Easy explainer: early years funding rates

Published 10 December 2024

Applies to England

1. What are the early years funding rates?

On 10 December 2024, we announced the local authority hourly funding rates for April 2025 to March 2026. These are the rates that the Department for Education (DfE) will pay to each local authority to fund the early years entitlements. This includes:

  • the 15 hours entitlement for eligible working parents of children from 9 months up to 2 years old (due to be extended to 30 hours from 1 September 2025)
  • the 15 hours entitlement for eligible working parents of 2-year-old children (due to be extended to 30 hours from 1 September 2025)
  • the 15 hours entitlement for families of 2-year-olds receiving additional support (formerly known as the 2-year-old disadvantaged entitlement)
  • the universal 15 hours entitlement for all 3 and 4-year-olds
  • the additional 15 hours entitlement for eligible working parents of 3 and 4-year-olds

2. How are the local authority hourly funding rates determined?

The local authority hourly funding rates are determined using the early years national funding formulae (EYNFF). These formulae consider the different costs of delivering early years provision in different parts of the country.

The formulae include a base rate, which is the same minimum amount in respect of every child, no matter where they live or whether they have additional needs. This is based on the core costs of childcare provision and was informed by the cost of childcare review.

On top of the base rate, we provide more funding for additional needs factors. This is based on the proportion of children in each area who are likely to have additional needs, and includes measures for deprivation, English as an additional language (EAL) and special educational needs and disabilities (SEND). We do this to reflect the higher costs of meeting these children’s needs.

The hourly rate is then modified using the local area cost adjustment (ACA) to account for factors like staffing and premises costs, which vary across the country. This approach only increases funding; it never reduces the base rate or additional needs funding.

The formulae ensure funding is distributed fairly and transparently across the country, targeting areas where it is needed most. Each year, we publish step-by-step tables which show how we calculate the hourly rates given to each local authority.

3. Are these the final funding rates for providers?

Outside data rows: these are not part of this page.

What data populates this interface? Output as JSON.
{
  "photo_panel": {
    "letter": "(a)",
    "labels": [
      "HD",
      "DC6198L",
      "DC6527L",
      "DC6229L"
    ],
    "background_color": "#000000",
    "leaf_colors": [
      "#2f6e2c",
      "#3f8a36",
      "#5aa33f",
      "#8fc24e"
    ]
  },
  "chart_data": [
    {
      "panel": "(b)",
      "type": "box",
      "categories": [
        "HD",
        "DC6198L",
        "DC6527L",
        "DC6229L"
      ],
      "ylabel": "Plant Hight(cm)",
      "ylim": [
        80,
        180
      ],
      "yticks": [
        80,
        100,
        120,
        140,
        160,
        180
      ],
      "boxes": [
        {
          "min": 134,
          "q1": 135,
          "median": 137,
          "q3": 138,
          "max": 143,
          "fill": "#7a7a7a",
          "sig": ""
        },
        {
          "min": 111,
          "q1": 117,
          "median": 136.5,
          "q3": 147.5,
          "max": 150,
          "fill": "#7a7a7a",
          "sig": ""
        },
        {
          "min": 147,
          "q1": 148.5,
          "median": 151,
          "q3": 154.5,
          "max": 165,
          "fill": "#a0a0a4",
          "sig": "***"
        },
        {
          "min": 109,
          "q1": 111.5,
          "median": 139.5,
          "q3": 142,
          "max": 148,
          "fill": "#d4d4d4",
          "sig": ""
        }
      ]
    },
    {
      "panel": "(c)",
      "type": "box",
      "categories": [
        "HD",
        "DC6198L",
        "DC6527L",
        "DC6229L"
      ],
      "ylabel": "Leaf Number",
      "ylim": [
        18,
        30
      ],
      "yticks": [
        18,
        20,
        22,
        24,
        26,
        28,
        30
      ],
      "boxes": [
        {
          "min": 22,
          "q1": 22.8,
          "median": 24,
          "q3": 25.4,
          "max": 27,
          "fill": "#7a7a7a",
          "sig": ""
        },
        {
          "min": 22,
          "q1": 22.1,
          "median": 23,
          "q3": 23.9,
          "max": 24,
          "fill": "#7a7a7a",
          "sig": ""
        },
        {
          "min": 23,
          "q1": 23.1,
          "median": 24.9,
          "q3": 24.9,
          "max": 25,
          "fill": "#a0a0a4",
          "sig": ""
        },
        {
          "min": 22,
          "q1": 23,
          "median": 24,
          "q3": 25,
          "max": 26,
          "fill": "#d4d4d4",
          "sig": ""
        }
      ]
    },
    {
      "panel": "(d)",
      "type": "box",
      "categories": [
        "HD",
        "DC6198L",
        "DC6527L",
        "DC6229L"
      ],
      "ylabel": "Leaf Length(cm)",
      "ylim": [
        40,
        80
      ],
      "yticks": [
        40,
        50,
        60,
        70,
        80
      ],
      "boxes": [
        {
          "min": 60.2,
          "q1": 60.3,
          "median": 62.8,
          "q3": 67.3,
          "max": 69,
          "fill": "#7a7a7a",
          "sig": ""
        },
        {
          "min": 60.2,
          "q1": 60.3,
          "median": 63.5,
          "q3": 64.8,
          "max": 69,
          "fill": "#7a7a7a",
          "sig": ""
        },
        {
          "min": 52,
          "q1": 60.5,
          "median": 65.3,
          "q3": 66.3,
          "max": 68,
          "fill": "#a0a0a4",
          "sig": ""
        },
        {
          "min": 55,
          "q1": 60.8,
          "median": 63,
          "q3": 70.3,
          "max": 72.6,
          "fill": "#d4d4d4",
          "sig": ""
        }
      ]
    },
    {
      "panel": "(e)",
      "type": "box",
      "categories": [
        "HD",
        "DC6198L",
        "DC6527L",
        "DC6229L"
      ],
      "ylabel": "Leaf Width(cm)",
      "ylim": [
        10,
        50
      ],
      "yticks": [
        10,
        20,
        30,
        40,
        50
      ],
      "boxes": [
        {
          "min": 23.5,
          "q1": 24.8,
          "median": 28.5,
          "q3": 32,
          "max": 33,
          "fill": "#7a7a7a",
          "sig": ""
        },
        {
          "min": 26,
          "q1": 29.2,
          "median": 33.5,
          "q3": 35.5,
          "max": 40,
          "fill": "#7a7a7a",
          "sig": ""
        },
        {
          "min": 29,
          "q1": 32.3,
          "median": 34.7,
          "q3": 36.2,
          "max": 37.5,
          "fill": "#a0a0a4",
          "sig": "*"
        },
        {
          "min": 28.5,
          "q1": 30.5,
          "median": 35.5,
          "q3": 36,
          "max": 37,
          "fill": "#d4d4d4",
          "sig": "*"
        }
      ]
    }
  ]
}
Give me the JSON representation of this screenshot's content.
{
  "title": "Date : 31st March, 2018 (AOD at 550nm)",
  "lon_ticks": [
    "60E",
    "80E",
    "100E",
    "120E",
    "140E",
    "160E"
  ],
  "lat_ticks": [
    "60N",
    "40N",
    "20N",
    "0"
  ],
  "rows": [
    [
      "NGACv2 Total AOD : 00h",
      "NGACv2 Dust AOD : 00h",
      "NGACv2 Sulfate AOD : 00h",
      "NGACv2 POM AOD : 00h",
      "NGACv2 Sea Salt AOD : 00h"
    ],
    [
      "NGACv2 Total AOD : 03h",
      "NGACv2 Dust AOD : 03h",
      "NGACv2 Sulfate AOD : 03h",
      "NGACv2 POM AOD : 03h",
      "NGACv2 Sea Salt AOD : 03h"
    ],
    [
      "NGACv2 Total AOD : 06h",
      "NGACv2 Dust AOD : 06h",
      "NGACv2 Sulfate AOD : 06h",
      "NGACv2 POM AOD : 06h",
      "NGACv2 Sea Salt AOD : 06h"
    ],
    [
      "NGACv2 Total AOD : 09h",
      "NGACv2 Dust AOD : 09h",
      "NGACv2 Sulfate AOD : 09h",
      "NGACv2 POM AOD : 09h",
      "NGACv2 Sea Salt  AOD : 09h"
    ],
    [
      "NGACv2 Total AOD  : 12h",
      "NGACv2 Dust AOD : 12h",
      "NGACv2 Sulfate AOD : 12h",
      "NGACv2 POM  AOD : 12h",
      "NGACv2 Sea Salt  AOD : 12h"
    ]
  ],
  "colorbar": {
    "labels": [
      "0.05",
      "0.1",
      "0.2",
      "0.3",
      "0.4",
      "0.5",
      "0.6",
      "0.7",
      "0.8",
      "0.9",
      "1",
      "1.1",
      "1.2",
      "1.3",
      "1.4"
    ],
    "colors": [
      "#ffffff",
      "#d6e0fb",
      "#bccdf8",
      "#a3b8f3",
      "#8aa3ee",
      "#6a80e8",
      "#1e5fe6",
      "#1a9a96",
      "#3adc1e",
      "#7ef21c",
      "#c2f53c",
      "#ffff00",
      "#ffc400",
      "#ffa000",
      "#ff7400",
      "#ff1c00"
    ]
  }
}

The overwhelming majority of the local authority hourly rate announced by DfE is to support providers with the core costs of providing entitlement hours and must be passed on to providers. A small proportion can be used to support local authorities to administer the entitlements locally.

Local authorities are best placed to determine how to use their total funding allocation to meet the needs of their communities. So, using DfE rates as a starting point, local authorities set their own provider hourly rates using their own local formulae. These formulae and the provider hourly rates are different to the rates announced by DfE and are decided at a local level.

Before deciding on their local formulae and provider hourly rates, local authorities must consult with their providers and schools forum to decide how the money will be spent.

For 2025 to 2026 the pass-through rate, which is the minimum amount of funding local authorities pass through to providers, is being increased from 95% to 96%. Since local authorities can target their funding (they don’t have to pay the same rate per hour to every provider in their area), individual providers may receive more or less than 96% of the funding rate that DfE is providing to their local authority.

The 96% includes:

  • the universal hourly base rate, which is paid to all providers
  • supplements for deprivation, rurality or sparsity, flexibility, quality and EAL (although this extra money cannot be more than 12% of the total funding to providers). These are paid based on providers meeting certain eligibility criteria
  • special educational needs inclusion fund (SENIF), which should be targeted at children with lower level or emerging special educational needs (SEN)
  • contingency funding, which is extra money set aside for changes in the number of children taking up the entitlements throughout the year

Local authorities can keep up to 4% of their total funding for their own services, such as eligibility checking.